Eddie would cringe at his loud voice or the sheer and absolute bewilderment that can probably be heard three blocks down, but he’s too busy rewiring his brain.
“Uh, hi,” Harrington says, pulling black nitrile gloves from his long fingers and dropping them into the bin before fixing Eddie with a mildly amused but definitely confused look. “Can I help you?”
No. No he can’t. Eddie cannot be helped, because apparently Harrington isn’t even here just to get tattooed, but instead— No. Nah man. That can’t be.
“What are you doing here?” Eddie says intelligently after a whole lot of staring, dumbfounded.
Steve looks around for a second, doing all those face gymnastics he always used to do in high school when he was trying to figure out what the hell was going on.
“This—This is my shop?”
It should be insulting, the way he enunciates every word like Eddie needs the whole world explained to him in very slow, very easy words.

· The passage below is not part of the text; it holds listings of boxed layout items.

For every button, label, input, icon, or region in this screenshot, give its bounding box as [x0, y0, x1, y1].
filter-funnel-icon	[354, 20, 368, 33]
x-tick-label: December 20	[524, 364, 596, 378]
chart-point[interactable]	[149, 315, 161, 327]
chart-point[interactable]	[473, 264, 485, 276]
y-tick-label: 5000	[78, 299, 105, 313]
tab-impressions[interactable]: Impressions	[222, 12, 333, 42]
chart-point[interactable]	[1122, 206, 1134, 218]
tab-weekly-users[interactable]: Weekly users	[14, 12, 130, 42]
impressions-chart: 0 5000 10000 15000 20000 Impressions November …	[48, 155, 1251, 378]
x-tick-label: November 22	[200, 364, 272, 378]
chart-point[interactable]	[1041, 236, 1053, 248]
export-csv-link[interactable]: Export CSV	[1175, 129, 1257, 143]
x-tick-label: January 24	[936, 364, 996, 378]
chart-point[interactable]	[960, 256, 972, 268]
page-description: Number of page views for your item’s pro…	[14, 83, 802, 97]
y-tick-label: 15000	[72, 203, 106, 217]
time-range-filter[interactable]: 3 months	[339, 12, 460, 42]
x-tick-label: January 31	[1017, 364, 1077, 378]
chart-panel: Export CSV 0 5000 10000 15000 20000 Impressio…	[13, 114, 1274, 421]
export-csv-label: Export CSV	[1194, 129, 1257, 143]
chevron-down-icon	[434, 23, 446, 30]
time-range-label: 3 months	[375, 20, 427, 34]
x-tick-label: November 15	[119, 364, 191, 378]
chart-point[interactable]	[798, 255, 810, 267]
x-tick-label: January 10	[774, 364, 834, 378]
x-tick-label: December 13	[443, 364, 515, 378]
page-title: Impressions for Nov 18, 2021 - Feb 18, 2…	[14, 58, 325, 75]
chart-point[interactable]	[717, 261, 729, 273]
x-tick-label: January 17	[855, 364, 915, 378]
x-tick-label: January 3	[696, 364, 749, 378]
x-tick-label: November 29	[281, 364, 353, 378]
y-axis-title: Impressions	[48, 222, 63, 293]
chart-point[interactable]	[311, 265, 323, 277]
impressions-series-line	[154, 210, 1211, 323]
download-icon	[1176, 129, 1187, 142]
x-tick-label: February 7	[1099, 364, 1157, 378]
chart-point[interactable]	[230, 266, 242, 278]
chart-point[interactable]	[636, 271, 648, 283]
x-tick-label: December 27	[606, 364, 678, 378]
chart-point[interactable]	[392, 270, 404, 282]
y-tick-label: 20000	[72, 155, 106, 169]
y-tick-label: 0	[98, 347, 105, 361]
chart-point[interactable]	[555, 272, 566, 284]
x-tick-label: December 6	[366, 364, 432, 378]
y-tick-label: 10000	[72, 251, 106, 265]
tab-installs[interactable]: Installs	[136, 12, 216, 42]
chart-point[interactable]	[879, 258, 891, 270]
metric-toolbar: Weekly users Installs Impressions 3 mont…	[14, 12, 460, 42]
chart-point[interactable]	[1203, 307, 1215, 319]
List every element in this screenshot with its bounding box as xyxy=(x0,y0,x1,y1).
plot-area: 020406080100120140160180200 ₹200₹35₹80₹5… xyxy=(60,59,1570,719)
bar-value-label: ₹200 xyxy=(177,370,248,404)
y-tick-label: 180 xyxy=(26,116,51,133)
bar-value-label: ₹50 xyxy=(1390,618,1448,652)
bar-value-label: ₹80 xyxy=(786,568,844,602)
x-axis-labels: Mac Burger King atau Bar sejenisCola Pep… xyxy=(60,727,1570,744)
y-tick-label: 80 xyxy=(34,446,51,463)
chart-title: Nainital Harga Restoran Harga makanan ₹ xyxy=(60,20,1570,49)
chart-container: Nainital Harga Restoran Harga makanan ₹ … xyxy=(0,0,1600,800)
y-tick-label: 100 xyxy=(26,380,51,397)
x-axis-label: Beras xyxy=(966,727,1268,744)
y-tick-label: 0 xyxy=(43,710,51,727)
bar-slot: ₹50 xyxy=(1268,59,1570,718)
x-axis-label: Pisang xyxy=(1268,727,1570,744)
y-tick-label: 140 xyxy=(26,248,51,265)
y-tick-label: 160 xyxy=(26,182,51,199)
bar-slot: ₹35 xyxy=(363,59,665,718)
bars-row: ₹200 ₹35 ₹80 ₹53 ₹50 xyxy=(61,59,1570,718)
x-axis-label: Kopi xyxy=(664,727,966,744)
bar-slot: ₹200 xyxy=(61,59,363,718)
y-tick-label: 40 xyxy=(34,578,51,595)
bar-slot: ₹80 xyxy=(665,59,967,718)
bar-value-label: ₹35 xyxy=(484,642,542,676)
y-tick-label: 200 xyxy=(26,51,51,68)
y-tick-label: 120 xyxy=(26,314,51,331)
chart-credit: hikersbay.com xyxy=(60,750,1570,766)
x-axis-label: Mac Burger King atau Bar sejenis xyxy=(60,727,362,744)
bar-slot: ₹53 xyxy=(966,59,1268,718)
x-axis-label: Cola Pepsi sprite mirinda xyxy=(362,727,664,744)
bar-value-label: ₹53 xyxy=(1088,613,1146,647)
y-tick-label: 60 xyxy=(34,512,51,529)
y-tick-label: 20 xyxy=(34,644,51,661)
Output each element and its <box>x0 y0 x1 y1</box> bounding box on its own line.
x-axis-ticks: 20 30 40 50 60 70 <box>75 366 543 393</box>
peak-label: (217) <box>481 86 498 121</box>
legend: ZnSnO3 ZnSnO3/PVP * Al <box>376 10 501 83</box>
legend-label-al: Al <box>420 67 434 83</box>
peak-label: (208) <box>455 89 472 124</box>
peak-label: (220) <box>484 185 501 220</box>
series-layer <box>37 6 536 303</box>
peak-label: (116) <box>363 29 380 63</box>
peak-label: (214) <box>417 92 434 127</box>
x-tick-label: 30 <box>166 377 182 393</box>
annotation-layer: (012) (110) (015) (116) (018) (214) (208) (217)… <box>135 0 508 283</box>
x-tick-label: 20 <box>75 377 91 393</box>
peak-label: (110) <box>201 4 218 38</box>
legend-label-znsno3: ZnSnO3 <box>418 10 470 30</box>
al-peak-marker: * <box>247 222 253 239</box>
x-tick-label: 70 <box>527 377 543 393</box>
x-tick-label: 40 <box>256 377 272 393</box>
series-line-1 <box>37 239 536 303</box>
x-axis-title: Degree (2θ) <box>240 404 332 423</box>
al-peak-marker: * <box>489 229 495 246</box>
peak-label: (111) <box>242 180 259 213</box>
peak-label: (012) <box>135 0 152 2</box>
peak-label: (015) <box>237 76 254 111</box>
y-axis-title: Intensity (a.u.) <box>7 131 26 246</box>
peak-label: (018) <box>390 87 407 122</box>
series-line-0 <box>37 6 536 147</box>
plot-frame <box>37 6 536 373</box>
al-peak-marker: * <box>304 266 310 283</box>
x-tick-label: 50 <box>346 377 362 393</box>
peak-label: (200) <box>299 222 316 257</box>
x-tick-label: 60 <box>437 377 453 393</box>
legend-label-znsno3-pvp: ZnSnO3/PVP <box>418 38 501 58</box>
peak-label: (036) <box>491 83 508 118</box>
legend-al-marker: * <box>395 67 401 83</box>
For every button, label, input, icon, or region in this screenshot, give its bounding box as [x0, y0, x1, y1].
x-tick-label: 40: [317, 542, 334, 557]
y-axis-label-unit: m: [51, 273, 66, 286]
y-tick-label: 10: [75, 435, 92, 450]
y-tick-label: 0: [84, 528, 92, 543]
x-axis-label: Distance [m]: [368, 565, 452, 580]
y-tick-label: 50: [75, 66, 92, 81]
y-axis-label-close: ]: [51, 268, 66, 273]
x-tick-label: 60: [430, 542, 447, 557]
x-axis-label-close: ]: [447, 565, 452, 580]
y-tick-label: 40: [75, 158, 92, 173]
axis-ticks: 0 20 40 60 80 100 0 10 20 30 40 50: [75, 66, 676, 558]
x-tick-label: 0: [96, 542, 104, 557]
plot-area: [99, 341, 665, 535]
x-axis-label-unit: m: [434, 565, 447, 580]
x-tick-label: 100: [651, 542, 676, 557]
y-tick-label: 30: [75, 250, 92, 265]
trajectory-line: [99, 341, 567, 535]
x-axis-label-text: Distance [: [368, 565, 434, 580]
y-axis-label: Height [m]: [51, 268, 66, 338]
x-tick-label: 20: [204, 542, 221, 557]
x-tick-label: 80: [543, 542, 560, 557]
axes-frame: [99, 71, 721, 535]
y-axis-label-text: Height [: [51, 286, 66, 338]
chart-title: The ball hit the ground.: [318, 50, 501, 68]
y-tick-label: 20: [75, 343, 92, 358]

Which, actually, he might, because apparently the world is a really fucking weird place in which Steve Harrington wears pastel sweaters and owns a tattoo shop.
Eddie is pretty sure he hit his head. Or stepped into an alternate dimension. Or both. Considering his luck on, like, an existential scale, it’s probably both.
“No way, man,” is all Eddie says, and this time Harrington is really leaning into the amusement, though judging by his face, he must also be wondering if Eddie requires medical attention. The jury’s still out on that one, though.
Harrington looks around his shop again, squinting at Eddie with that fucking smile still in place. “This… is not my shop?” Oh, he is sassy. Mister pastel-wearing sassy man Harrington, who is smiling at Eddie in a way that is entirely too contagious.
None of this makes sense and Eddie just sags, tearing his eyes away from the vision of Harrington in his bright clothes, the golden afternoon sun catching in his hair as a light breeze comes in through the window.
Eddie crosses his arms in front of his chest, because if he doesn’t, he would probably do something stupid like play with his hair or hide behind it. And Steve shouldn’t have that power over him anymore. They aren’t stupid teenagers anymore, and he does not have a crush on the golden boy!
“I might sound like a complete dick right now, but finding out that Steve ‘The King, The Hair, The Legend’ Harrington apparently inks people for a living was not on my bingo sheet for this week. Hell, even for this lifetime, I think.”